A vice. A clamp. A tight band wrapped firmly around your head. The pressure is building and it feels as though your head might explode! Tension headaches can be unbearable and, at times, utterly debilitating. We describe the signs and symptoms of tension headaches, explore their underlying causes, and explain how remedial massage can help reduce their severity, duration and frequency.
What are the sign and symptoms of tension headaches?
Tension headaches typically produce a strong constant pain or pressure on both sides of the head or forehead, with pain sometimes radiating down into the neck, shoulders, and arms. The pain is often described as a dull persistent ache. In most cases, they are mild to moderate in severity and occur infrequently.
On the other hand, some people experience severe tension headaches and are tormented by them as often as 3 to 4 times a week. When headaches occur more than 15 times a month, they are classified as “chronic tension headaches”. The intense pain of a tension headache may be confused with a migraine. Unlike migraines, however, tension headaches do not typically produce nerve symptoms such as visual disturbances, sensitivity to light and noise, blurred vision, slurred speech, stomach pain, nausea and vomiting, or preceding numbness/weakness of the arms or legs.

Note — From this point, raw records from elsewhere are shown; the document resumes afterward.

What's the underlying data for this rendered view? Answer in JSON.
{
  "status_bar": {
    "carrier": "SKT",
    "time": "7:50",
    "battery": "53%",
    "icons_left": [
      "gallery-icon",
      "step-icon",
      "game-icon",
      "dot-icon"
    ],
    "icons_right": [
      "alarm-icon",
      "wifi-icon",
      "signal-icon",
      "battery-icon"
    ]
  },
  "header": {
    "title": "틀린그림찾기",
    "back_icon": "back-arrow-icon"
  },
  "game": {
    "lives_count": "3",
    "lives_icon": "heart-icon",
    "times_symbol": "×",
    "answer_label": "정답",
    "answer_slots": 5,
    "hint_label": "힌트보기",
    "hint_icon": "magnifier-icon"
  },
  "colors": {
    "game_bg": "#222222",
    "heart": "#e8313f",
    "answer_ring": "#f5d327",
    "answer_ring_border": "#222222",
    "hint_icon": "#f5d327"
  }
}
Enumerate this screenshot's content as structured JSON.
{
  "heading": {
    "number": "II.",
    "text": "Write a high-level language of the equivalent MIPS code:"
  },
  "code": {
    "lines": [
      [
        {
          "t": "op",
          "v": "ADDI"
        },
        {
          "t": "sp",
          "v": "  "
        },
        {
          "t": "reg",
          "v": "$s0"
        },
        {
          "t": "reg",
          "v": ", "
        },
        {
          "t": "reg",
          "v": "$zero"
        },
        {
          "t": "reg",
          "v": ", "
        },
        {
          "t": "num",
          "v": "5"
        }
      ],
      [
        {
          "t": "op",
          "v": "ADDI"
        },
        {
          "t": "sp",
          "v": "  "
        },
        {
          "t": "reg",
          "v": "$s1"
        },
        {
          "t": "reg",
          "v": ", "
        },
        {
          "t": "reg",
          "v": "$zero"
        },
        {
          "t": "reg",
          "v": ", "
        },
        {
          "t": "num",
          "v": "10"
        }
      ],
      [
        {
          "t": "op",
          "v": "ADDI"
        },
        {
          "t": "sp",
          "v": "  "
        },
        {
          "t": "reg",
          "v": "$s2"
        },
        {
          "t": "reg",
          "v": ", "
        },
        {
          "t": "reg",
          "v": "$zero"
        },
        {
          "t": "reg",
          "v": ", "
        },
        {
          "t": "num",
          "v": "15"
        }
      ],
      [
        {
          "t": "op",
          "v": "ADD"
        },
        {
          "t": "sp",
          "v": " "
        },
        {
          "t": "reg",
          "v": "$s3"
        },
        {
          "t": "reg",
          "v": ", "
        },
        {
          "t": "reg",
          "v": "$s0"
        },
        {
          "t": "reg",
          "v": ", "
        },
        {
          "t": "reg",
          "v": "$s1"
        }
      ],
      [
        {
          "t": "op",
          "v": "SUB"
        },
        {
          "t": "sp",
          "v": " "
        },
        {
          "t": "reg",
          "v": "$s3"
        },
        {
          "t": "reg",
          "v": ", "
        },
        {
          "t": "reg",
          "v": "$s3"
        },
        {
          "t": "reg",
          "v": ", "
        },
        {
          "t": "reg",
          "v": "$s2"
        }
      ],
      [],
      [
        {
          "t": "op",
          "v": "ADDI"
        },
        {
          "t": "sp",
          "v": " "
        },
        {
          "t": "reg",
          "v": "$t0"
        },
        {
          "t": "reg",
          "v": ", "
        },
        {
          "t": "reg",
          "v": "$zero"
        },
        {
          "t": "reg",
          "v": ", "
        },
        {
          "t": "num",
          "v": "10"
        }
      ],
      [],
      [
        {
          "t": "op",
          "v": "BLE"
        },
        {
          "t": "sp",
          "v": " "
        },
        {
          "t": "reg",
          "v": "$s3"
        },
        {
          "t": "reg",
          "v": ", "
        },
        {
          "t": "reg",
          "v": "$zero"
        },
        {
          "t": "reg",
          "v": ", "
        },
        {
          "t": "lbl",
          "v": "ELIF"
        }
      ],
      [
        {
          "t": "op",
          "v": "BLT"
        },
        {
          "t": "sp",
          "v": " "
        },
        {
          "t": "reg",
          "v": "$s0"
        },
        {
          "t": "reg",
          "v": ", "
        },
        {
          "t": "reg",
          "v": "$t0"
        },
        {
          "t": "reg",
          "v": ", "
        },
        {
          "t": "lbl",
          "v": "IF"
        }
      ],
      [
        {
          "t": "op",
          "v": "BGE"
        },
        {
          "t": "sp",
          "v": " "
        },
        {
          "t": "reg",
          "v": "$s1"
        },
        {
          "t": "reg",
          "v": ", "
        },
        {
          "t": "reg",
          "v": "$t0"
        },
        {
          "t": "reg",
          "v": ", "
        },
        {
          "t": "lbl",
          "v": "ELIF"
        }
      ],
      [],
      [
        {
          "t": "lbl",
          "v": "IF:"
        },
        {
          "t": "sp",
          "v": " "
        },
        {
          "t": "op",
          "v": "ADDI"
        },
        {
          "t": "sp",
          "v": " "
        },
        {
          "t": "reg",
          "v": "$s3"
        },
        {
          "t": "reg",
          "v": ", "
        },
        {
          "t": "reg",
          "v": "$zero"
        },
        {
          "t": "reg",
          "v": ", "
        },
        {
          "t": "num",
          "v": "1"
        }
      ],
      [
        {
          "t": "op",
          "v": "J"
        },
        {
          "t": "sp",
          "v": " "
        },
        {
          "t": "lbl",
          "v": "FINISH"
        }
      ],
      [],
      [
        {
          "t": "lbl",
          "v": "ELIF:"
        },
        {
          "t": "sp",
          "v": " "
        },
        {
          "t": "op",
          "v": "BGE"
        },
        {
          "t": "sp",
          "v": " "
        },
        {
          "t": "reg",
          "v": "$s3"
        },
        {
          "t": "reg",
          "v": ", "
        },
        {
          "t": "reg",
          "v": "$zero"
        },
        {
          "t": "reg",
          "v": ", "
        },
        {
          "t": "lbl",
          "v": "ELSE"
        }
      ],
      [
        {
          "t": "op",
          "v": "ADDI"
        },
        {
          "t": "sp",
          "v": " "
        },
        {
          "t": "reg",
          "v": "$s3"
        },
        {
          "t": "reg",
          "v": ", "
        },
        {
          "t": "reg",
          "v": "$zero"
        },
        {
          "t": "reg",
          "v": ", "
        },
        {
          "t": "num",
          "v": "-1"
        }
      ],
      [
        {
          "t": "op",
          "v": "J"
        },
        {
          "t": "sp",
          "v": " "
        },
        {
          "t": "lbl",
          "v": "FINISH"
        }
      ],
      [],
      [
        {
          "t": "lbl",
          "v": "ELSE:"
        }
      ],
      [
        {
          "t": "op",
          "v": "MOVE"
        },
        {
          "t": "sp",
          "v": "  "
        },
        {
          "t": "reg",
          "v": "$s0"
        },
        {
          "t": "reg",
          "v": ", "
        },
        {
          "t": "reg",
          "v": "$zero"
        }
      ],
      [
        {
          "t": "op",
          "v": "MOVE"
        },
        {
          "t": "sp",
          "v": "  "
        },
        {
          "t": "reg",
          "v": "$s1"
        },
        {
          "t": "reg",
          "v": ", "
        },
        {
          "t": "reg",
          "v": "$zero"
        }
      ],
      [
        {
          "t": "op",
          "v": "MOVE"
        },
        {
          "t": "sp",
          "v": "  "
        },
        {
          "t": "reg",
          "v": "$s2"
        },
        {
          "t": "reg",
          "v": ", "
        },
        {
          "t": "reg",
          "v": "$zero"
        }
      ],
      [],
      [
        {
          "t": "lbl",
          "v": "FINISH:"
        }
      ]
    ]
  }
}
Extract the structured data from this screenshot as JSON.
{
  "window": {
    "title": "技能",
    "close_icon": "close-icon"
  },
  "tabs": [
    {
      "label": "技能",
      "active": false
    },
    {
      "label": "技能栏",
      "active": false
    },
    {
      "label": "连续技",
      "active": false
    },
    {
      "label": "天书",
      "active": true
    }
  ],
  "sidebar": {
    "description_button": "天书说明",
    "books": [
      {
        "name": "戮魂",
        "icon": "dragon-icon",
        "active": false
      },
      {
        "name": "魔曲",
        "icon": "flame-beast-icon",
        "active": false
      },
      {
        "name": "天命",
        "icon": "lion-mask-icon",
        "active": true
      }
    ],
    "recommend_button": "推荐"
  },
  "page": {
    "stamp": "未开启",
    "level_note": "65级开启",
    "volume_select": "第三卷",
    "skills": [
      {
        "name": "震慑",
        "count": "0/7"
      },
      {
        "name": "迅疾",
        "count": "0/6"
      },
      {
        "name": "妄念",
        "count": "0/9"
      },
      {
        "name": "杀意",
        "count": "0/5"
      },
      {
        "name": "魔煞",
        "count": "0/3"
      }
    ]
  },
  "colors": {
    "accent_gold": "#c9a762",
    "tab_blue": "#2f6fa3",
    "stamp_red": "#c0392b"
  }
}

New worsening headaches that are unfamiliar should always be discussed with your doctor. Likewise, headaches associated with fever, stiff neck, confusion, seizures, double vision, weakness, numbness, slurred speech, or that are sudden and intense at onset should prompt emergency department presentation.
What are the causes of tension headaches?
Previously termed muscle contraction headaches, tension headaches are thought to be muscular in origin and associated with mental stress. When muscles are locked into position for a long period of time (think of yourself stuck at a desk almost all day), there is inadequate blood supply to the neck, shoulders and upper back muscles. This in turn generates trigger points (hyperactive contractile regions of a muscle compared with the surrounding tissue), leading to referred pain in the form of a headache! In addition to this, stress, anxiety, depression and conflict are also thought to be contributing factors of tension headache. This is because psychological tension has a knock-on effect and causes muscles to contract and tighten.
How can remedial massage help?
Remedial massage can help relieve tension headaches by releasing overly tight head, neck and shoulder muscles through trigger point therapy and stretching exercises. Trigger point therapy works by applying sustained pressure to those sensitive sore spots of the muscle. This helps to increase blood flow to the area, thereby allowing necessary nutrients to relax the muscle fibres. It can feel uncomfortable and even produce headache-like symptoms due to referred pain, however this usually lasts no more than 1 to 2 minutes. Stretching compliments trigger point therapy by lengthening shortened muscle fibres, thereby increasing flexibility, improving range of motion, and ultimately reducing pain and stiffness. Massage therapy not only helps the muscles of the body to relax, but also effectively reduces mental stress that can cause or exacerbate headaches.
A significant and meaningful reduction in tension headache frequency and duration was observed in one study where sufferers received regular head and neck massage. The participants received half-hour massages twice a week for 4 weeks following a baseline period of 4 weeks with no treatment. The study found headache frequency was reduced within 1 week of massage treatment compared with baseline levels and was maintained during the 4 weeks of massage treatment. A reduction in the average duration of each headache was also noted. The researchers concluded that massage therapy was an effective non-pharmacological intervention for the treatment of chronic tension headache.
Arendt-Nielsen, L., Castaldo, M., Mechelli, F., & Fernández-De-Las-Peñas, C. (2016). Muscle Triggers as a Possible Source of Pain in a Subgroup of Tension-type Headache Patients? The Clinical Journal of Pain. https://www.ncbi.nlm.nih.gov/pubmed/26550960
Bendtsen, L., Ashina, S., Moore, A., Steiner, T.J. (2016). Muscles and their role in episodic tension-type headache: implications for treatment. Eur J Pain. https://www.ncbi.nlm.nih.gov/pubmed/26147739/
Chaibi, A., & Russell, M. (2014). Manual therapies for primary chronic headaches: A systematic review of randomized controlled trials. The Journal of Headache and Pain.